Beyond classes, Carson offers “bedside mindfulness” in the Bone Marrow Transplant Unit to address pain, agitation, insomnia, and existential distress. “I go in and lead patients through a mindfulness process,” she explains. “It quiets the nervous system, so they get relief right then. We do a body scan and breath awareness exercise. That’s the face-to-face introduction to the skill, to give them a taste of what’s available.” Later, patients can access more training modules on “the mindfulness channel” via OHSU’s digital education platform.
Mindfulness for Minority Communities
Jeffrey Proulx, PhD, is a Native American who has been studying mindfulness as a way to reduce psychological stress and improve physical health in underserved communities. A K99/R00 award from the NIH National Center for Complementary and Integrative Health is currently funding his contemplative-based program to reduce diabetes in Native communities. He has also done culturally based mindfulness research with other ethnic minority communities.
Proulx believes that psychological stress needs to be viewed in a wider context that includes historical oppression. “They wanted to wipe Native Americans off the face of the earth, and African Americans were enslaved,” he explains. “So, for these populations, daily stress is compounded by historical stressors.” But instead of focusing on cultural trauma and the associated poor health behaviors, he works with communities to explore their resiliency and strength.

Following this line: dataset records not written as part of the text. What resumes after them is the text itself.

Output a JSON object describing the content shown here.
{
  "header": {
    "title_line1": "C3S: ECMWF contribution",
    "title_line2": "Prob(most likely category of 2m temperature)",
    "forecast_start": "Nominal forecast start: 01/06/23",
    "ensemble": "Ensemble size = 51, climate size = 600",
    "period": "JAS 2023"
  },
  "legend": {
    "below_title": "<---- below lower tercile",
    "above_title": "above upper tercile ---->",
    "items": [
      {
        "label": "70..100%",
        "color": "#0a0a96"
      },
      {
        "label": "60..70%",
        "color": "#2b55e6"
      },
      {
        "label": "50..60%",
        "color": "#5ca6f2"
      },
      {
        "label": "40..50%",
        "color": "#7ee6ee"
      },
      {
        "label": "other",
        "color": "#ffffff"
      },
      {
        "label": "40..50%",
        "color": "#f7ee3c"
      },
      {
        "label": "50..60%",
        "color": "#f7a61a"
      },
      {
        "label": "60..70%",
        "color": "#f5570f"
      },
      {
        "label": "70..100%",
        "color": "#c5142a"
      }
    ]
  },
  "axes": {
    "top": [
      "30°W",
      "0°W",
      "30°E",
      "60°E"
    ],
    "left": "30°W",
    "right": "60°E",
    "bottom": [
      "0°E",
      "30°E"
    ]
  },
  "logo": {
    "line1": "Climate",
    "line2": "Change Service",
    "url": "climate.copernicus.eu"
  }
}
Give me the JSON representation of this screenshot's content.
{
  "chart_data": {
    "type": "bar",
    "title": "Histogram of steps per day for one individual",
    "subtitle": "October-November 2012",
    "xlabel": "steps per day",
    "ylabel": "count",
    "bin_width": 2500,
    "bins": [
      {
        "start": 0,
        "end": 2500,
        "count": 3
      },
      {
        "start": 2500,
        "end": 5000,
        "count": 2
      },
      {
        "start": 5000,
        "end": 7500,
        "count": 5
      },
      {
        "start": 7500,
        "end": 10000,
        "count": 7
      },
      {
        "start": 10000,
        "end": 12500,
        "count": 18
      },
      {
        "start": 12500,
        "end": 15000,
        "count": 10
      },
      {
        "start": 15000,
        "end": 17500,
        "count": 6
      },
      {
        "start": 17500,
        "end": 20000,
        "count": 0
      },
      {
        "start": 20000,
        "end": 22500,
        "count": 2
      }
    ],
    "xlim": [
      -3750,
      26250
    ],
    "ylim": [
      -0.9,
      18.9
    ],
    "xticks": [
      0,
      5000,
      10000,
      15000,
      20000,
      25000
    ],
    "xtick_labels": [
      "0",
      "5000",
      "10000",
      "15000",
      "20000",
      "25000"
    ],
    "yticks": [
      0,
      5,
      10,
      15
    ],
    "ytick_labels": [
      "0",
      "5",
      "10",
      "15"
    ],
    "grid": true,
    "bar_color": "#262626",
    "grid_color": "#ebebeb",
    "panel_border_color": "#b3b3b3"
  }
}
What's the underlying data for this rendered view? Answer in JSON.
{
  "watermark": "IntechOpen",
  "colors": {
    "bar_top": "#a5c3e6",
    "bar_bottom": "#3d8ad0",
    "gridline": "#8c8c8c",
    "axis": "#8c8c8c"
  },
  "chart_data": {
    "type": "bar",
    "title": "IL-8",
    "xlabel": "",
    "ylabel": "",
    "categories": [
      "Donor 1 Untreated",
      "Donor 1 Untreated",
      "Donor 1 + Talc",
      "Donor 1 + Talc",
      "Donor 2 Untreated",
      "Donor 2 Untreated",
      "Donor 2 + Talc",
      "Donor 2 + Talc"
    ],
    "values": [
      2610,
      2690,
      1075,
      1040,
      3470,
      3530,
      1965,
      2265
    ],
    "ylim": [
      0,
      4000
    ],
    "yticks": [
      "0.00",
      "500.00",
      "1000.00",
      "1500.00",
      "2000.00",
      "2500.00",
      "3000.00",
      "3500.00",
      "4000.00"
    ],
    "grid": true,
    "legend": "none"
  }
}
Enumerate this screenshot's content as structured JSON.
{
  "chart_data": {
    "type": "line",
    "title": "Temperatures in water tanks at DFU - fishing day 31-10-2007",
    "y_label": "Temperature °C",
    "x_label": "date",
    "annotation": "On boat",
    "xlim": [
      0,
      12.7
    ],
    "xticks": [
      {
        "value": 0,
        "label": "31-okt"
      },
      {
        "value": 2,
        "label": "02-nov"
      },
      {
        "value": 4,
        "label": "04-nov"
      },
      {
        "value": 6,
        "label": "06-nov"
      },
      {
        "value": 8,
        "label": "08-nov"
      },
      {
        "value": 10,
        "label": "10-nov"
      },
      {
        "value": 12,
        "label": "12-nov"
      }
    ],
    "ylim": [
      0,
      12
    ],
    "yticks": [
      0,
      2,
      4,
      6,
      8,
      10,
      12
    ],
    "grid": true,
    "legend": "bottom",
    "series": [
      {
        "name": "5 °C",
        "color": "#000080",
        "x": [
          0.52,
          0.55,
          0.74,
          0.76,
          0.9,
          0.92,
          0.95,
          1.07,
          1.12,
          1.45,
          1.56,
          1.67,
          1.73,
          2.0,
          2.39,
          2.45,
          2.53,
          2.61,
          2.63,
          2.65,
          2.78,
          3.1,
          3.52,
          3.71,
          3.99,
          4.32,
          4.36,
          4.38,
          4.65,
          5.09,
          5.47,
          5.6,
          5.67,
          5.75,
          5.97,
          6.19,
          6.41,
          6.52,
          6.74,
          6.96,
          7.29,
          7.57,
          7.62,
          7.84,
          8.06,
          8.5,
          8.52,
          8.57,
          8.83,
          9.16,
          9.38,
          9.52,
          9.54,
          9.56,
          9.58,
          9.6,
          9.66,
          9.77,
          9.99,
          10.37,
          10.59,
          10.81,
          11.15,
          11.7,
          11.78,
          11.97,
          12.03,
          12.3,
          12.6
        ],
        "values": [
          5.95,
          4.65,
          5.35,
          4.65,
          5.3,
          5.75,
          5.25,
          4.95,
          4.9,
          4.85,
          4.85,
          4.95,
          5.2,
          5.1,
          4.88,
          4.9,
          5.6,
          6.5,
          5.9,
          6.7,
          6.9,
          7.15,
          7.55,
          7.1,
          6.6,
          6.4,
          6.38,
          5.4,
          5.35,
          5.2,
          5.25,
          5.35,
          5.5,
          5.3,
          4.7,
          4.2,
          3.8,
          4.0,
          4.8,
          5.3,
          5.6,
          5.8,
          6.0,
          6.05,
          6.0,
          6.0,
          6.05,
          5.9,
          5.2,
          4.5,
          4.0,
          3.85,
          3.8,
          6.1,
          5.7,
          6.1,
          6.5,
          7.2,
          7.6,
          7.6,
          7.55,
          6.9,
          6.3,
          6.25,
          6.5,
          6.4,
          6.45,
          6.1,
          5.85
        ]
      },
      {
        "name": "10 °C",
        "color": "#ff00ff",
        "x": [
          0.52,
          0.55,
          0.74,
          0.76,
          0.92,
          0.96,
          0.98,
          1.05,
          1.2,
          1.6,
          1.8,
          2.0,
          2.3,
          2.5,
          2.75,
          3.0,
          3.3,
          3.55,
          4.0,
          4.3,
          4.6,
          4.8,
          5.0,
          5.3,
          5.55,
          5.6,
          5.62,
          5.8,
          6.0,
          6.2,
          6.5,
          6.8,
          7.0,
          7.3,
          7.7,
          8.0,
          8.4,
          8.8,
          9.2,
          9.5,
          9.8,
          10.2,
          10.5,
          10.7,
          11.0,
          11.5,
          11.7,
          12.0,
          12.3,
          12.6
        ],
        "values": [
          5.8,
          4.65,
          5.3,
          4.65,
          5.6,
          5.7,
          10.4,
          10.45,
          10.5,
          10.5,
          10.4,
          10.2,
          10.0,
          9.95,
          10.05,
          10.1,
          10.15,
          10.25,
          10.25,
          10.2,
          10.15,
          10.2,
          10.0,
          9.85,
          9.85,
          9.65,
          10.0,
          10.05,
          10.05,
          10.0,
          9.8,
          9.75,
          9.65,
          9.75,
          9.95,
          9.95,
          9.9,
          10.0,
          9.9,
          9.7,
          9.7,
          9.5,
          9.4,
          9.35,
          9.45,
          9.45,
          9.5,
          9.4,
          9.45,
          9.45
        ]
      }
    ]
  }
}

Mindfulness-Based Stress Reduction [MBSR] is the landmark evidence-based program developed by Jon Kabat-Zinn at the University of Massachusetts Medical Center in 1979. Many health care mindfulness programs and health apps are based on this intensive, eight-week training series. Proulx has facilitated these classes for patients and health care providers at OHSU, as has Carson.
“But MBSR isn’t really geared to address cultural trauma, intergenerational trauma, people getting sicker from generation to generation,” he explains. “I’m approaching it from another way. The bigger, overall issue is how people carry on.”
One way Proulx makes sure his offering is culturally competent is by using the term “stress reduction” rather than “mindfulness.” That only goes so far, he warns: “You can call it different things to sand down the edges,” but it doesn’t change the basic shape, and what he’s trying to create “is a program to get at stress in your community, not just the upper class white community.”
The development process is long for his years-long studies in these communities who may be suspicious of him or medical professionals generally. To head off prejudice, he enlists the endorsement of community leaders (e.g., the tribal council or church pastor) and forms a small advisory group for guidance and assistance.
Proulx aims to create a safe, open, and accepting environment among community members. “You do that by learning about the history of the community, the culture, and becoming part of the neighborhood,” he says. “It’s an effort to develop trust, show trustworthiness, and embody trustworthiness.”
Their own culture then informs how these involved community members experience his mindfulness and stress reduction training. “‘Oh, it’s like Proverbs,’ I often hear,” says Proulx. “Or ‘It’s like Christian charity and compassion.’”
Underserved populations can also be a source of future trainers and greater diversity in the mindfulness field. “I encourage people in those communities to become teachers,” he explains. “Brown University is paying for that training.”